As a couple, it's very important to discuss how retirement will affect your relationship and change many of the patterns and expectations you formed when the two of you went separate ways for 8 to 10 (or more) hours each day. It's true that in my 32-year marriage, Dave and I have never had so much time together as we do now in retirement. But, too much of a good thing can be a bad thing.

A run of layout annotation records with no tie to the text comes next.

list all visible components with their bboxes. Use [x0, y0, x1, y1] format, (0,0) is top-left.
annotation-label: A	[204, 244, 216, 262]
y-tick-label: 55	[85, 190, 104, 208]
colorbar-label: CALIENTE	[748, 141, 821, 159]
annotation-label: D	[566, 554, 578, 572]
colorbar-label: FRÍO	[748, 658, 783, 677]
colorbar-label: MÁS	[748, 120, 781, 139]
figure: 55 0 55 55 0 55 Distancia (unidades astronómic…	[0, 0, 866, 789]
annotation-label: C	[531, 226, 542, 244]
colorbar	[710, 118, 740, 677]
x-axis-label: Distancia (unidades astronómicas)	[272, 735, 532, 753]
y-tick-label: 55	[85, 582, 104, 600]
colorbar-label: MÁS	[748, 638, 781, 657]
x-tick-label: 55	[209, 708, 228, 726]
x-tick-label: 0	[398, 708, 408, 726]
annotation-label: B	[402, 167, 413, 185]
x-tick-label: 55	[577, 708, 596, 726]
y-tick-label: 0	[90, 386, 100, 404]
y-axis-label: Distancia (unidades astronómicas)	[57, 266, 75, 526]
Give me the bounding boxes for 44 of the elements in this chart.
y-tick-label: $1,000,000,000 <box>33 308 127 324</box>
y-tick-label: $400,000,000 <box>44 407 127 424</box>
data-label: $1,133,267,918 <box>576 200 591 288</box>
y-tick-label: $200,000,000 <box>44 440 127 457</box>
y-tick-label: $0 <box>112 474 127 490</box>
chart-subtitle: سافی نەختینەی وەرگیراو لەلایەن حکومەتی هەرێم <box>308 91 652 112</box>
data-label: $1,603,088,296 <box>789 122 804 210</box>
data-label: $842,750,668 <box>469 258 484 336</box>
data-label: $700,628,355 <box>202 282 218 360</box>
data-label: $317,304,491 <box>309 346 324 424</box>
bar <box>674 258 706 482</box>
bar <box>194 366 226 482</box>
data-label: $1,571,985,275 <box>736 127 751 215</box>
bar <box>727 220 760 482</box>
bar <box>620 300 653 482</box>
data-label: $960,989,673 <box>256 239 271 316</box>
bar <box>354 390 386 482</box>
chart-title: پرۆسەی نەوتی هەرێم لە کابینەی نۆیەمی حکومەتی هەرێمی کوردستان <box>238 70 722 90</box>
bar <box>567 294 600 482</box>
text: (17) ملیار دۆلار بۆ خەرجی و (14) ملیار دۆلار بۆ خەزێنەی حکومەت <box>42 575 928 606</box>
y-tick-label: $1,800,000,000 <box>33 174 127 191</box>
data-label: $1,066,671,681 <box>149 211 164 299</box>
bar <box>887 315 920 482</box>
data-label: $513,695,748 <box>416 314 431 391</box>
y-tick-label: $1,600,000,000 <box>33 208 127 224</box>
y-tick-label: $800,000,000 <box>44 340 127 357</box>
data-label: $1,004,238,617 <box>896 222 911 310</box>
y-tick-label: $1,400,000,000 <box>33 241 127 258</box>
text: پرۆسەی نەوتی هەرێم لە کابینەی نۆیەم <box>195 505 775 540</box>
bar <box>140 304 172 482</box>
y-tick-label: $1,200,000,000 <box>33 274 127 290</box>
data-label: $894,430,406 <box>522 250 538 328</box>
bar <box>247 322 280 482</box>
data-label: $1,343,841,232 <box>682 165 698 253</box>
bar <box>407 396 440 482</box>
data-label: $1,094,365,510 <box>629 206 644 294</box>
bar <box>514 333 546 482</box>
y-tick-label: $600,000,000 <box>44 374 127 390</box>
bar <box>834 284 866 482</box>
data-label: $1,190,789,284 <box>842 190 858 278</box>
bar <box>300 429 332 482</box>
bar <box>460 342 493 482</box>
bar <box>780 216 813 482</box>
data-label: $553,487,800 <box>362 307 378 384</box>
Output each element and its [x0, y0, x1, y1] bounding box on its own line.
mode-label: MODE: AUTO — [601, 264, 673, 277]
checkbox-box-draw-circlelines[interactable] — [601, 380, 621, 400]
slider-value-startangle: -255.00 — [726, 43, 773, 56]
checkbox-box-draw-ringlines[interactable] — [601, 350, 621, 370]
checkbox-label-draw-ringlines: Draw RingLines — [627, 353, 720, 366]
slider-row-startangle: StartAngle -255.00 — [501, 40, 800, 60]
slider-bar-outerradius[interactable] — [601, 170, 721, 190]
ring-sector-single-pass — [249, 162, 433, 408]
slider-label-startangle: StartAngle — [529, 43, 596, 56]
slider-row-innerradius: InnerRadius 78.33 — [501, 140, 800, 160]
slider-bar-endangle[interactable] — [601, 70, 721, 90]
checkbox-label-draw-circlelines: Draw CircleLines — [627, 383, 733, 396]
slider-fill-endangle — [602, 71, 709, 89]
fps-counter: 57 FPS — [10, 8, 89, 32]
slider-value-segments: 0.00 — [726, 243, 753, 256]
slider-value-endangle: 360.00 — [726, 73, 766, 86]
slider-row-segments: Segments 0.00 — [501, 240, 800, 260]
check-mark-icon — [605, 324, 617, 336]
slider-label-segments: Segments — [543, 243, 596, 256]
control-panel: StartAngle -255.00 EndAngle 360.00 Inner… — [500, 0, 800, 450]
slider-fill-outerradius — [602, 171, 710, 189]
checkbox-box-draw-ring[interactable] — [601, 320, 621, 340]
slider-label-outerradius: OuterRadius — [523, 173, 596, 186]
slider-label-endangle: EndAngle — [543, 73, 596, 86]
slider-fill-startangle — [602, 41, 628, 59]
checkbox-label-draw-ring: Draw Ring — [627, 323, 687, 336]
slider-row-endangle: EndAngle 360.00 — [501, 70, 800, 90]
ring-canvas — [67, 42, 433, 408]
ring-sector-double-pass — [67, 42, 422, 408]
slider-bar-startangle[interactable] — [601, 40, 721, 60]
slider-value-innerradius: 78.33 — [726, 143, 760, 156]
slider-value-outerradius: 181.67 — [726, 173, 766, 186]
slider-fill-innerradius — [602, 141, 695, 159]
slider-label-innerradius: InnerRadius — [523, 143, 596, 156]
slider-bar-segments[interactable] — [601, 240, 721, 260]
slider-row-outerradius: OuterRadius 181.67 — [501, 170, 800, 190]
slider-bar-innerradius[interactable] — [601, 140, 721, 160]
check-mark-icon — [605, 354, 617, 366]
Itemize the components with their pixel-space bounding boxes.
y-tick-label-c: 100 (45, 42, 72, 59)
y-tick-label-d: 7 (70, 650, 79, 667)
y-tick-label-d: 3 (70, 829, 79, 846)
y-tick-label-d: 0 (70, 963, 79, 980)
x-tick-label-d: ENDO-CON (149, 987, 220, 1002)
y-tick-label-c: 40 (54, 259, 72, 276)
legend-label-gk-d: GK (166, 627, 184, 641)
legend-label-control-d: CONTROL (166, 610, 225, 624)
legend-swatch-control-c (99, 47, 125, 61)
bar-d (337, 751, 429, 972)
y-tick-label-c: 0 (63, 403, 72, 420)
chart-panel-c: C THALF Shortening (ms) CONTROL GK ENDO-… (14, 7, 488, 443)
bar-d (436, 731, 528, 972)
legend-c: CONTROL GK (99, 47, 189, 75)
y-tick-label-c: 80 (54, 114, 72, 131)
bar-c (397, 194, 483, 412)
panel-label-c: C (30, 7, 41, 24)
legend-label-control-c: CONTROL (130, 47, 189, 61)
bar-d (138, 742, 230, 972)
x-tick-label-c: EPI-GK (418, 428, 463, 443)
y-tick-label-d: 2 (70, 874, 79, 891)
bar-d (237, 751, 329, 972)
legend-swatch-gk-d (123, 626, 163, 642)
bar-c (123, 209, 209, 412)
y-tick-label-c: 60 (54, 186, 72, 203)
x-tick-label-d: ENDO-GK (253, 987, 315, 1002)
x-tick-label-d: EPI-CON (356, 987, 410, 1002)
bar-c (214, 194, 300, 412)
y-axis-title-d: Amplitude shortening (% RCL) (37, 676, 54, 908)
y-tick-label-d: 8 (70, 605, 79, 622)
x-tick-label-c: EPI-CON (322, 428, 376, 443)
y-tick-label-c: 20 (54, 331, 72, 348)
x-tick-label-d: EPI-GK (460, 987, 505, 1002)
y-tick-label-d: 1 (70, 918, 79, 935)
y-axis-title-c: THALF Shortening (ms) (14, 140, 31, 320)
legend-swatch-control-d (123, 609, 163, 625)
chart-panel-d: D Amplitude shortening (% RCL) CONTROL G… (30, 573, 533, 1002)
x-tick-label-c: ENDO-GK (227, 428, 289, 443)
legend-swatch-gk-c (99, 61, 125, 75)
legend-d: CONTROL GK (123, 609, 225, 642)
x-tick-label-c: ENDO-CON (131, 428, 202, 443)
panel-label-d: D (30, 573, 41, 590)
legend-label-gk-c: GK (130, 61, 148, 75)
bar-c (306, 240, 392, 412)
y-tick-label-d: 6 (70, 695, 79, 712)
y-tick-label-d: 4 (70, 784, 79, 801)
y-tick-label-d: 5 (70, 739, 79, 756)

This is why it's important to identify your interests as individuals and separate these from the interests you have as a couple. With one couple I coached, they found that she was drawn to working with children, while he preferred a more business-like atmosphere in his volunteer and part-time work environments. Their different interests often took them to separate places. By making room for the other person to grow and be significant in his or her own area, they reaped a better relationship when they were together: it was more interesting, vibrant, and fun. Dinner conversations were more exciting because they each brought something unique to the table.
If you are struggling to find yourself in retirement, to come to an agreement about how to navigate retirement together but not lose yourself, then I encourage you to learn about the Third Alternative. This is when you throw out your first two competing ideas for how to get what each of you wants and seek out a way to get what both of you want.
Retirement will be a lot more interesting when you get to do the things you love, AND the things you love to do with the person you love. There's time enough for both!